Saturday, June 29, 2013

Hard to Believe

  You Don't Say. . . Saturday, June 29, 2013


Hard to Believe

          I just returned from a memorial service for a friend who died last week.  I expected the now-normal "celebration" of the dead person's life, with pictures of her at every age and hair style, favorite songs playing in the background, and images of loving grandchildren with their gramma all pinned artistically on the walls.  It's usually an unbearable display of unredeemed sentimentality, but it's the sort of thing one has to put up with these days without even looking sour and disapproving.  I can do that.
          Today, instead of the expected celebration, the churchful of friends and relatives got an old-fashioned mass for the dead, that plus a special speaker, whose name and relationship to the dead woman I couldn't quite catch, and who took too long to say nice things that dissolved into mumbles by the time they reached those of us in the back rows.  If anything, it was more unbearable even than the dreaded celebration. 
          My own relationship with God has flourished and floundered intermittently through most of my life, but in recent years it has deteriorated badly—and now has disappeared completely.  Earlier this century, when I was writing an autobiography, Random Miracles (2011), I thought perhaps God might exist as the match that set the Big Bang in motion.  And once one admits to the possibility of a God, it becomes possible to think of Him as an entity one ought to thank for whatever good has crept into his life.  Wishful thinking, I think now.  These days about the best I can hope for is the possibility of a Creator who may have had a hand in the origins of the universe but who lost interest almost immediately, dropped out, and is currently unavailable.  We’re totally on our own.
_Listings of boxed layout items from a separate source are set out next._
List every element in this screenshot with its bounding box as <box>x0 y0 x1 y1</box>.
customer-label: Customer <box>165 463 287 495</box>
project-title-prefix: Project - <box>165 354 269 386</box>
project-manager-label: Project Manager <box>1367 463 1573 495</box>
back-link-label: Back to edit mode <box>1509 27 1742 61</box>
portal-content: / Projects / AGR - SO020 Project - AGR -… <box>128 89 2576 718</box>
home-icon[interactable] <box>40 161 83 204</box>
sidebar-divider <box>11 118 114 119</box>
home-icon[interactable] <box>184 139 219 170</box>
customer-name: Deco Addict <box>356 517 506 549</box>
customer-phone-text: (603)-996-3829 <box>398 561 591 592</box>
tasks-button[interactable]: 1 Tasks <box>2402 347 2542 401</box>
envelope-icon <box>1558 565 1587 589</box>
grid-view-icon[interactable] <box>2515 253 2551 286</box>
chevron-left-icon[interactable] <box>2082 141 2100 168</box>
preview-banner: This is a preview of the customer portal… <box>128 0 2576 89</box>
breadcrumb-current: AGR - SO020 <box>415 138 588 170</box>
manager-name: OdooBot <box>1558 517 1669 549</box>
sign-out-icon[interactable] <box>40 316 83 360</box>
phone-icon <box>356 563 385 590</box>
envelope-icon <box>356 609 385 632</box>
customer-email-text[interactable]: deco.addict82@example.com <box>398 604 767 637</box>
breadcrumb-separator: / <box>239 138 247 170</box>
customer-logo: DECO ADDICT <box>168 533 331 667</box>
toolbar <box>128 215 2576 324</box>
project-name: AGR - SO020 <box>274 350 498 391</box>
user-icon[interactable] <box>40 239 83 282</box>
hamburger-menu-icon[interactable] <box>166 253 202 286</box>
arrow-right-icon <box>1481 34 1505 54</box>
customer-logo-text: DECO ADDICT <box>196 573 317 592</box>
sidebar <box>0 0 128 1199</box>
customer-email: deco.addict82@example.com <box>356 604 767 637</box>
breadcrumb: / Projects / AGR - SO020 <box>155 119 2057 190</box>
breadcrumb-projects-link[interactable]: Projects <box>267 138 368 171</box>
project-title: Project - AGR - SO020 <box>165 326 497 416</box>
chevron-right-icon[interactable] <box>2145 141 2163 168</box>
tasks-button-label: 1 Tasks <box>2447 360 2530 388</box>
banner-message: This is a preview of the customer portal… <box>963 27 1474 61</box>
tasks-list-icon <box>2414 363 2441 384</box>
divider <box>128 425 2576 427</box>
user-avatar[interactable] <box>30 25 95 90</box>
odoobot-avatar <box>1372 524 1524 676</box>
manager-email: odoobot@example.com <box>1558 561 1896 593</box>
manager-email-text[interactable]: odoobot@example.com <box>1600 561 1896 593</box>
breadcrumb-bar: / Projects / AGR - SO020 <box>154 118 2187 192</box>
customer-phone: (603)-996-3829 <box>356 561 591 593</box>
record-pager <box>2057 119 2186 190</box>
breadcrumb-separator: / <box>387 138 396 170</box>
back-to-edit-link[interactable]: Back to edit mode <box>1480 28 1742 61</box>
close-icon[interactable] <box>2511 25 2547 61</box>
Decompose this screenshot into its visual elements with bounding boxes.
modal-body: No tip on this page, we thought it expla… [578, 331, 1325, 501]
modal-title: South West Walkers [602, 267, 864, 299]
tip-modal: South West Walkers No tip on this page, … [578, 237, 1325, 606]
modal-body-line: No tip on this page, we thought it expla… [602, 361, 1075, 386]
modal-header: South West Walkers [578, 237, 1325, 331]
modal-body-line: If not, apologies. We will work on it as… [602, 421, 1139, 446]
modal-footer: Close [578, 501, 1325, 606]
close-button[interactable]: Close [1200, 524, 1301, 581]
           Everyone more or less knows this.  Where exactly is God in the large universe we live in or in the small genetic one that lives within us?  As questions about the formation of the universe, the  creation of matter, evolutionary biology, and the operation of quantum mechanics have all been partly answered by scientists who are pursuing the remaining questions with single-minded devotion, there is no further need for supernaturalism and superstition, no need for God as an explanation for what we couldn't previously understand. 
          Religious folks, however, can't or won't give up the other-worldly superstructure they've become accustomed to--God, heaven, hell, the Bible, Adam and Eve, the whole thing.  They say they still believe in all that, although it is probably just that they can't face death without the promise of life after death.  Jesus and the Resurrection.  Religious folks think of themselves as rational beings in everything else, of course, but in this one case they are completely blind to science and proudly proclaim their "blind faith."  And then to draw further attention to their abandonment of rationality, the proudly pious assume an air of sanctimonious superiority.  It's an unattractive defensive posture--but it's totally understandable.  I wish I could be one of them.